NVIDIA a quantifié un phénomène que le secteur pressentait depuis plusieurs mois : sa branche d’accélérateurs pour intelligence artificielle en Chine connaît une chute vertigineuse. Lors d’une interview récente, Jensen Huang, PDG de l’entreprise, a affirmé que la part de marché de NVIDIA dans cette région est passée de environ 95 % à 0 % en raison des restrictions à l’exportation imposées par les États-Unis. La déclaration, à la fois ferme et évocatrice, synthétise le tournant historique que traverse la chaîne de valeur du calcul pour l’IA.
Pour Huang, le problème dépasse le cadre commercial. Sa vision estime que le succès de toute plateforme technologique repose sur le talent des développeurs, et la Chine rassemble une part significative de la communauté mondiale des développeurs en IA. Si ces équipes ne peuvent accéder à la technologie américaine de pointe, elles seront enclines à chercher des alternatives et à construire leurs propres écosystèmes, ce qui aura des répercussions à long terme sur le leadership industriel.

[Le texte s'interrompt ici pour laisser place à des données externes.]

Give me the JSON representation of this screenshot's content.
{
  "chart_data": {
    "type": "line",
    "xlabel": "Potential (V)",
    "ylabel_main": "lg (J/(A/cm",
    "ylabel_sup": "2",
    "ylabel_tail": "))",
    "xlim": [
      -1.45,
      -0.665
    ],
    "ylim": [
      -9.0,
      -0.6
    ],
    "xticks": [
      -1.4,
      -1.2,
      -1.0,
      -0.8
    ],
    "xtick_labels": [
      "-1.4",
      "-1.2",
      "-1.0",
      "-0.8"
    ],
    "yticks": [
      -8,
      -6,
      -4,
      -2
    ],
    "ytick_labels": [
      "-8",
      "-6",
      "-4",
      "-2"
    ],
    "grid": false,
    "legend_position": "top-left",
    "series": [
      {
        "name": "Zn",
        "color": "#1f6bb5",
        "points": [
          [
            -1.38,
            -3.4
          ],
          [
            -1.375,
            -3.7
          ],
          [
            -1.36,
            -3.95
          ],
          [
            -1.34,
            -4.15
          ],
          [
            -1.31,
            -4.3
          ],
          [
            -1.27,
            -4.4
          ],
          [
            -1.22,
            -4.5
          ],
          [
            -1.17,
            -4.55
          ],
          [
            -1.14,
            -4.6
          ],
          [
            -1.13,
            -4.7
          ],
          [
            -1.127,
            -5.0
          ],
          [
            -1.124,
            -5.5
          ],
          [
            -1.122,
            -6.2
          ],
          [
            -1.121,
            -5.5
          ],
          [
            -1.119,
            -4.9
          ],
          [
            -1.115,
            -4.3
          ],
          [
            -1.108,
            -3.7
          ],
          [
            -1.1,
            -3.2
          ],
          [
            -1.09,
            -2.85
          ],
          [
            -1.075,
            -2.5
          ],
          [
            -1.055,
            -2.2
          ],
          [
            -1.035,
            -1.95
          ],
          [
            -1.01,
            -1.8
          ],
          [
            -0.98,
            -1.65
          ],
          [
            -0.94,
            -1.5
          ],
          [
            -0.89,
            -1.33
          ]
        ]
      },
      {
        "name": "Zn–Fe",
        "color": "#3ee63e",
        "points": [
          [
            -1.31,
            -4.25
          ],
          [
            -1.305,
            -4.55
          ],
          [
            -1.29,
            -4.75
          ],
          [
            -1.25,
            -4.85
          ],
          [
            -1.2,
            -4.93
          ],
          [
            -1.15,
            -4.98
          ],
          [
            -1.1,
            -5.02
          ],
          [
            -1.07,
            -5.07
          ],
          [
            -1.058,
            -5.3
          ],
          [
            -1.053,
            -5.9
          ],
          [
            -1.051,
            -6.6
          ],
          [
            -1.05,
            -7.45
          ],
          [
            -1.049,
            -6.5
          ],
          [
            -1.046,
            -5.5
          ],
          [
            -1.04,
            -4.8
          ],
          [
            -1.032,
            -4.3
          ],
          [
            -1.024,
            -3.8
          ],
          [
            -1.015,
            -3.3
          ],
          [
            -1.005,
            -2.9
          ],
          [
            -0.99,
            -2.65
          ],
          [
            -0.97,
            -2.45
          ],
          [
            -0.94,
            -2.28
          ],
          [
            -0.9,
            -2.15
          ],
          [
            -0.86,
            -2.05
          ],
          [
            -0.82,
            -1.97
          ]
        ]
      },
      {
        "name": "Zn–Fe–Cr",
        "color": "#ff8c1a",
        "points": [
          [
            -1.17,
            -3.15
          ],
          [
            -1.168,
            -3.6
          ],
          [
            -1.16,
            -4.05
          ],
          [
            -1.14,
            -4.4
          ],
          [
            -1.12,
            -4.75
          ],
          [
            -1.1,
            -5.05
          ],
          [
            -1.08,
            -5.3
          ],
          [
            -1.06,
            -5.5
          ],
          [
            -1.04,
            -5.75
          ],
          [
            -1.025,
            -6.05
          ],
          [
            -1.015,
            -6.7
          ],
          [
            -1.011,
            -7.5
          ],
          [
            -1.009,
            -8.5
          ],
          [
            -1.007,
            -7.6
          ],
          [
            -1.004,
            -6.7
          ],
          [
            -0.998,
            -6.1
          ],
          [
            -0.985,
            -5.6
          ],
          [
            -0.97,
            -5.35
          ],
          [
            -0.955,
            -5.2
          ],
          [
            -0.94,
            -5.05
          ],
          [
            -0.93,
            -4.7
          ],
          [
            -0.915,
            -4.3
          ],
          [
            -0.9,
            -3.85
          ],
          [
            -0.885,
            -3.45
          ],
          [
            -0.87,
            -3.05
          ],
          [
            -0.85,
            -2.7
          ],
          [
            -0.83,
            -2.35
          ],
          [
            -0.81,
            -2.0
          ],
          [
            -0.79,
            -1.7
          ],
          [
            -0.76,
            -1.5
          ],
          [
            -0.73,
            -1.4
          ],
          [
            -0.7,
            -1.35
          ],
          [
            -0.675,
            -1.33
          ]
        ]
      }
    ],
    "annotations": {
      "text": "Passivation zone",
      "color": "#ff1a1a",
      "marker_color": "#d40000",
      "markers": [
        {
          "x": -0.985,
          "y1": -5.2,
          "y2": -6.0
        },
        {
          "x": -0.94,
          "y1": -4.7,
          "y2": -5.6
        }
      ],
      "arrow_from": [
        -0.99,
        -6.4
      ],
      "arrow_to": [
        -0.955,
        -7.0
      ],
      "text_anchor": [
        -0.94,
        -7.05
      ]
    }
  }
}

Les origines de cette situation
Le point de bascule remonte à la vague de contrôles à l’export instaurée depuis 2022, qui a resserré l’envoi vers la Chine de technologies avancées et d’outils de fabrication. NVIDIA a répondu par la création de versions adaptées (comme A800/H800 puis H20) avec des performances modulables pour respecter les limites réglementaires. Cependant, l’aggravation réglementaire et la complexité croissante des licences ont mis ces stratégies en péril, aboutissant à la situation actuelle : ventes quasi inexistantes en Chine de matériels de haute gamme pour l’IA.
Parallèlement, les grands acteurs chinois accélèrent leur soutien à la substitution technologique. Huawei, notamment, se distingue avec sa gamme Ascend dédiée à l’entraînement et à l’inférence, et un ensemble de concepteurs locaux de GPU et d’accélérateurs qui cherchent à saisir cette opportunité. Le résultat, une reconfiguration du marché national : là où régnait auparavant la dominance des GPU NVIDIA, émergent aujourd’hui des infrastructures basées sur hardware local et une optimisation logicielle visant à maximiser chaque watt.
Conséquences pour NVIDIA… et pour le panorama mondial
La disparition presque totale de la part de marché de NVIDIA en Chine dans le secteur des accélérateurs IA ne signifie pas pour autant que la société ait perdu sa position globale. La demande mondiale en capacité de calcul pour data centers IA reste intense, notamment aux États-Unis, en Europe et au Moyen-Orient, avec des projets de grande envergure qui accélèrent la croissance des capacités. Pourtant, le vide chinois oblige à réajuster la gamme de produits, les destinations et les délais de livraison, tout en introduisant une dose d’incertitude stratégique à moyen terme.
Pour l’ensemble de l’industrie, le message est double : d’un côté, le risque géopolitique n’est plus une simple contrainte de conformité, mais devient une variable essentielle du coût total de possession (TCO) et de la planification des capacités. De l’autre, la concurrence se recompose : tandis que NVIDIA préserve son avance grâce à l’innovation en architecture et logiciel, l’écosystème cherche à se diversifier via des alternatives comme AMD, des designs ARM pour CPU haute performance, et une mosaïque d’ASICs spécialisés pour l’inférence ou la recommandation.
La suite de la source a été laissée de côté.